When we identify ourself with something so changeable and transitory like the body, the obvious consequence is to develop a deep sense of frustration when the body starts to become old, or sick. Which is of course inevitable for everyone.

So, the Ego starts to suffer. Our illusional personality cries for the pain of changing and getting old.

Attachment to something transitory, to something relative, depending on time, space and relationships, is the opposite of yoga. Authentic yoga is Union with the unchangeable, Universal, Eternal Self.

What gives more pleasure? An attachment to something relative, changeable, subjected to diseases and death or an attachment to something eternal, unchangeable, stable and peaceful?

The ancient yogis would definitely say that real joy comes from the eternal, peaceful dimension of the Universal Self.

Is this the same approach of the modern yogis though?

I kind of guess what many of you might think after reading this reflection. Many would probably think “well, samadhi or not samadhi, I feel pretty good after a modern yoga class”.
That’s great of course. I feel very good too after half an hour of swimming, for example. Nevertheless, that experience of “feeling good” is not exactly Yoga. It is another thing. It can be relaxing, temporaneously satisfying, but not Yoga.
Anyone that has some experience with a deep state of meditation can recognise the difference.
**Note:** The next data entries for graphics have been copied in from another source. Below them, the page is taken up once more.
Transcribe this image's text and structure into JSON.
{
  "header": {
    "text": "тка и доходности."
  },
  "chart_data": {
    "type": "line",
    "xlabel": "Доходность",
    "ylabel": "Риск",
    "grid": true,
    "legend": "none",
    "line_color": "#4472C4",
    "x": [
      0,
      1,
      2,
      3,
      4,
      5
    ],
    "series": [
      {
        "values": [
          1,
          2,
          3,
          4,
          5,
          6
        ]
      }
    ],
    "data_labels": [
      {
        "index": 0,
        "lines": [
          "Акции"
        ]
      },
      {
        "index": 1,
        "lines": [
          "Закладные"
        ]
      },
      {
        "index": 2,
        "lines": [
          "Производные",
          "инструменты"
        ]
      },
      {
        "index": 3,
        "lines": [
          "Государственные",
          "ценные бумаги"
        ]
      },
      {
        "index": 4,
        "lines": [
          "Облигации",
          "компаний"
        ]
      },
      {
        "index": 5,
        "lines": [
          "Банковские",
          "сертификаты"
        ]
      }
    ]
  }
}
I think the time came to create a proper definition for this type of experience that is beneficial and often relaxing but not really yoga. Maybe we can call it pre-yoga or preparation for yoga. Or simply asanas-training, perhaps. I personally think it is important to clarify this point because the world now is full of yoga-experts that actually have no experience with the original meaning of the world yoga. They definitely have a very important role in our modern society, because in many cases they make a lot of people feeling good with their physical exercises, but they are not experts in yoga. The problem is, due to the fact that they are certified with the therm “yoga teachers” (through a commercial, private, organisation called Yoga Alliance), people believe that they are sort of mystical, enlighten people, full of wisdom.
This is obviously not true because the so called “yogic wisdom” comes after years (many years) of meditation and mindful living. And it is something rare. Even among the many, dedicated, traditional yogic monks that I met in my life I have to admit that I recognised few wise men.
So, to be a yogi doesn’t come with a certification from an American organisation.
Actually, a certification can just create another ego-trap, we might in fact identify our self with a definition written in the certification.

A definition that maybe has nothing to do with what we really are.